In the process, some hens are dropped or escape from their cages. Many of these end up in the manure piled up on the ground level of the sheds below the cages – the accumulated droppings of the thousands of hens over the previous year.

These hens are supposed to be retrieved. The ACT Domestic Poultry Code of Practice section 12.7 states, “Where birds are found to have escaped into the manure area under cages they must be captured as soon as practicable on the day of observation and returned to cages or destroyed humanely”.

But they are not worth a lot to Pace so are left to fend for themselves.

On my first visit, there were many birds in the manure who had obviously been there for some time as they had hard balls of manure built up around their legs making it difficult for them to walk. On the second visit, the manure was wetter and many birds were stuck fast – some drowned or drowning in the more liquid sections of the manure.

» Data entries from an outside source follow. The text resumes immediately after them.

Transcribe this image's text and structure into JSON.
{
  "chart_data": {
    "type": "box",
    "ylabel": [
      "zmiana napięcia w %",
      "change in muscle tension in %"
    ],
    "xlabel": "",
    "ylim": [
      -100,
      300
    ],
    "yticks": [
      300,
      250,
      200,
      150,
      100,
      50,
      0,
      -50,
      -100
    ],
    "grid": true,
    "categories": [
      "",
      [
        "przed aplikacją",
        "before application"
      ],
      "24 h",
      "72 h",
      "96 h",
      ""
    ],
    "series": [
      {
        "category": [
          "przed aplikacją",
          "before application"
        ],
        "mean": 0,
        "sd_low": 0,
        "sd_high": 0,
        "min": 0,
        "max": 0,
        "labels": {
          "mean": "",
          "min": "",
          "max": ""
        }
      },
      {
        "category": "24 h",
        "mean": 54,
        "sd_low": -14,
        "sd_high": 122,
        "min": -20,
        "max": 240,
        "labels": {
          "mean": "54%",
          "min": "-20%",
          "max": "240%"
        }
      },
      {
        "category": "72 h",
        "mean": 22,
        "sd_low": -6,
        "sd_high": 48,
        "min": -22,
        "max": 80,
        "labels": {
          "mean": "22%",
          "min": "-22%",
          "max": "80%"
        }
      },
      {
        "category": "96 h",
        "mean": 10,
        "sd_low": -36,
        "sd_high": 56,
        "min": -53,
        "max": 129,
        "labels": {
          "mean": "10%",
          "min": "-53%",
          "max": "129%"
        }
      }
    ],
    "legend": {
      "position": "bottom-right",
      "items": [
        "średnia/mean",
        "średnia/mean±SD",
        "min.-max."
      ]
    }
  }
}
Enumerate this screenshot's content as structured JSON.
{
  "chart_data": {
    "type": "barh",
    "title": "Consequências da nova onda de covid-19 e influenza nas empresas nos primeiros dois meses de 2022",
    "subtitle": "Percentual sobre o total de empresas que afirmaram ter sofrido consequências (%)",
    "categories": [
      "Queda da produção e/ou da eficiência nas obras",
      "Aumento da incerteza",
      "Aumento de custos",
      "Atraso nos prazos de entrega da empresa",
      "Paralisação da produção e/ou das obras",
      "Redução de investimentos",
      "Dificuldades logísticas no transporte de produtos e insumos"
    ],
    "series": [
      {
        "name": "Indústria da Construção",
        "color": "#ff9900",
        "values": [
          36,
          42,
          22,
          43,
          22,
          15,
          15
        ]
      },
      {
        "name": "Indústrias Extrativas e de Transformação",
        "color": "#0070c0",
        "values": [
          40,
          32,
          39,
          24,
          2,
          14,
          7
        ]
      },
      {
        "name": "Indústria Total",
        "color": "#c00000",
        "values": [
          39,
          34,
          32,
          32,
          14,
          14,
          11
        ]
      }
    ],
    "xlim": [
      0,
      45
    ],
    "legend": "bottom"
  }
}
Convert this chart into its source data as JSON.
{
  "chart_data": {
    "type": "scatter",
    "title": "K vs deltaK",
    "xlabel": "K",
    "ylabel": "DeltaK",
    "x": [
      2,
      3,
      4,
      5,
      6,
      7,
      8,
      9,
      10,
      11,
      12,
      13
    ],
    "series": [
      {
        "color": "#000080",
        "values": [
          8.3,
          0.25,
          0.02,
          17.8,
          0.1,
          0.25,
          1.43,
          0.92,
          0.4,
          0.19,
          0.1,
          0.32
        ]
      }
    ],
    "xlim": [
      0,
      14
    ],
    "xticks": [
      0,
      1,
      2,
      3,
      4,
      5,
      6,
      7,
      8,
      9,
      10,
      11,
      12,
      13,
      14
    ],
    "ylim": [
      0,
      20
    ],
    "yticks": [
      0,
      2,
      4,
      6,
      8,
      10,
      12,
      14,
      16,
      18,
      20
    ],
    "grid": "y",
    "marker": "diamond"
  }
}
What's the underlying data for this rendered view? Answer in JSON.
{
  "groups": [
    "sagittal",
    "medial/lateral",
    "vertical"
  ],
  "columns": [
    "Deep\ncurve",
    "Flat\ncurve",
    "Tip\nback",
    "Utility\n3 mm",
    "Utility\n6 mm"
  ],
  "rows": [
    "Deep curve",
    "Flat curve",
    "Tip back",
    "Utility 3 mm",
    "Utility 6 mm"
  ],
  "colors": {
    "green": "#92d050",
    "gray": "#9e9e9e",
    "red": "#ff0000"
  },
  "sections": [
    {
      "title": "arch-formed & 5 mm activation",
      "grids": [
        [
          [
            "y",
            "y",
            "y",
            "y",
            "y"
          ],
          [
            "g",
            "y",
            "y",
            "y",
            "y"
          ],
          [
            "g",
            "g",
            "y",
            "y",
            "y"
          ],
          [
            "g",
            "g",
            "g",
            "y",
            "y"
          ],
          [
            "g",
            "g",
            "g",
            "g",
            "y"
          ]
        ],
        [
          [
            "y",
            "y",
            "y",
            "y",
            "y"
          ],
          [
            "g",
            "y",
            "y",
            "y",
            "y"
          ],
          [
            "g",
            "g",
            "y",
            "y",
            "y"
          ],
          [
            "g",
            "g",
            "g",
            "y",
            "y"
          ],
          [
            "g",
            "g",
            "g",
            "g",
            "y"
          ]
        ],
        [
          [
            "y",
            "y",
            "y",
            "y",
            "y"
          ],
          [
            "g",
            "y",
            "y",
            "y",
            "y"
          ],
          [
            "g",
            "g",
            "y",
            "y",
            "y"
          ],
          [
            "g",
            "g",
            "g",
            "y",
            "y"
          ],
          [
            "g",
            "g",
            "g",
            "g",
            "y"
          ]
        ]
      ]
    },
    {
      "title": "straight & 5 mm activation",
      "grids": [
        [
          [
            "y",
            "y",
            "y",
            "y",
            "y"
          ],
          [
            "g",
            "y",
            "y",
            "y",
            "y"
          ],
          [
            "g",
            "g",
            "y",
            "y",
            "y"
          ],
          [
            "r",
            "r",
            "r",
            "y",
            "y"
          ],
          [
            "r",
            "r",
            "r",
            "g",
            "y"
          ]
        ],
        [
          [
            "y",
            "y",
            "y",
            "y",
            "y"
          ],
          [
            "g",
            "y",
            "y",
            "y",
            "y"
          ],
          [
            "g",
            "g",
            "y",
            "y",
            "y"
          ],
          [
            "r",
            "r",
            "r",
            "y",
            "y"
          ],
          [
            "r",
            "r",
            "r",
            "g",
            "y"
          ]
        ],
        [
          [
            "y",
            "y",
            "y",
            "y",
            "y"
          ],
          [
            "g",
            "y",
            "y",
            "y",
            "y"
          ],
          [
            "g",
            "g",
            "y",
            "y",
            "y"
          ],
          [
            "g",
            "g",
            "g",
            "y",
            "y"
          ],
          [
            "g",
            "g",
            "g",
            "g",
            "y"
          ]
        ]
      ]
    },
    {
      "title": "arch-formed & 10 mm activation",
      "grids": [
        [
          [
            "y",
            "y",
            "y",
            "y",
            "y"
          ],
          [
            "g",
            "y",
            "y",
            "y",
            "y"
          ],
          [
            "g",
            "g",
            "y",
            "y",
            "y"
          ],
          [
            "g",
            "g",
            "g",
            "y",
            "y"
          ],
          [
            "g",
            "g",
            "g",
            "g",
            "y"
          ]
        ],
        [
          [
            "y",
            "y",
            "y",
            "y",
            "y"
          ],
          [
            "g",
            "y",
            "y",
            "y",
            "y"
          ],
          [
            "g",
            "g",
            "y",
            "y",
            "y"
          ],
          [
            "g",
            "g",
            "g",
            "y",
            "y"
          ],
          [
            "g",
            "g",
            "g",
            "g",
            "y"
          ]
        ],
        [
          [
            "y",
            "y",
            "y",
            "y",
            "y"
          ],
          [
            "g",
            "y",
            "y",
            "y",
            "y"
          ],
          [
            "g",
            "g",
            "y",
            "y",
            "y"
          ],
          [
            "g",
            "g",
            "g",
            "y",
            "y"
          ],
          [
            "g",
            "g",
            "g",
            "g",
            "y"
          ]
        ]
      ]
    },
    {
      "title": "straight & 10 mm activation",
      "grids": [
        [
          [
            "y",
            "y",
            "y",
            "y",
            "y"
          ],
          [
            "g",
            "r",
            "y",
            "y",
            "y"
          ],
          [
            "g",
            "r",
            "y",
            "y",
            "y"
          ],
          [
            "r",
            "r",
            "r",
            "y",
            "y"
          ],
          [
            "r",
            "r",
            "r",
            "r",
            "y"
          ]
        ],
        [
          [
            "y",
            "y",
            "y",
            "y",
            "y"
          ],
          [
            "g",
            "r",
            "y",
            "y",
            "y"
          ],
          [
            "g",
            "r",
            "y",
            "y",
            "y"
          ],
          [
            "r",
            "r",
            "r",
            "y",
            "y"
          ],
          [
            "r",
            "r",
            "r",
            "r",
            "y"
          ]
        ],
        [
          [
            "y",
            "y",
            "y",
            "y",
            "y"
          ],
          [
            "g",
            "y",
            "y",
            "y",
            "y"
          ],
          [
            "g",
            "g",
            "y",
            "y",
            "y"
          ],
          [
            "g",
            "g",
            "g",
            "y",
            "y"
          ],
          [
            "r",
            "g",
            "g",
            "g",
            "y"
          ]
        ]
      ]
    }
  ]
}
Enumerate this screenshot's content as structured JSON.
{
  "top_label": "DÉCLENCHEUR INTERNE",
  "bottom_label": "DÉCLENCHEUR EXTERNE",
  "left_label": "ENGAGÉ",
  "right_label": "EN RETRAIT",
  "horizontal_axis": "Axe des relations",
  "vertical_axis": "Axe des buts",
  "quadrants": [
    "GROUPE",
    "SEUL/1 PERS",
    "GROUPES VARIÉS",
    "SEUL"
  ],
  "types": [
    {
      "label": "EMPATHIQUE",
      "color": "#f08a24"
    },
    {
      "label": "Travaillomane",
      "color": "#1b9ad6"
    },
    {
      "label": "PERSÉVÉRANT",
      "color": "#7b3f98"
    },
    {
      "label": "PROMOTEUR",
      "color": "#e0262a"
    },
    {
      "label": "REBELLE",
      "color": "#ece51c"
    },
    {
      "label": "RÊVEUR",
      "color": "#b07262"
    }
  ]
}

The fermenting, stinking manure will be scooped out by a front-end loader in the following days before a fresh load of young hens are crammed into their homes for the next year or so.

The cages shown in Jamie Oliver’s show were bad enough, denying the hens the opportunity to be hens, to spread their wings, dust bathe, nest etc. But the Pace cages in Canberra are even worse.

If you still eat eggs – please make sure you buy free range eggs, preferably from a certified organic supplier.

Better still – give them up. They are not necessary.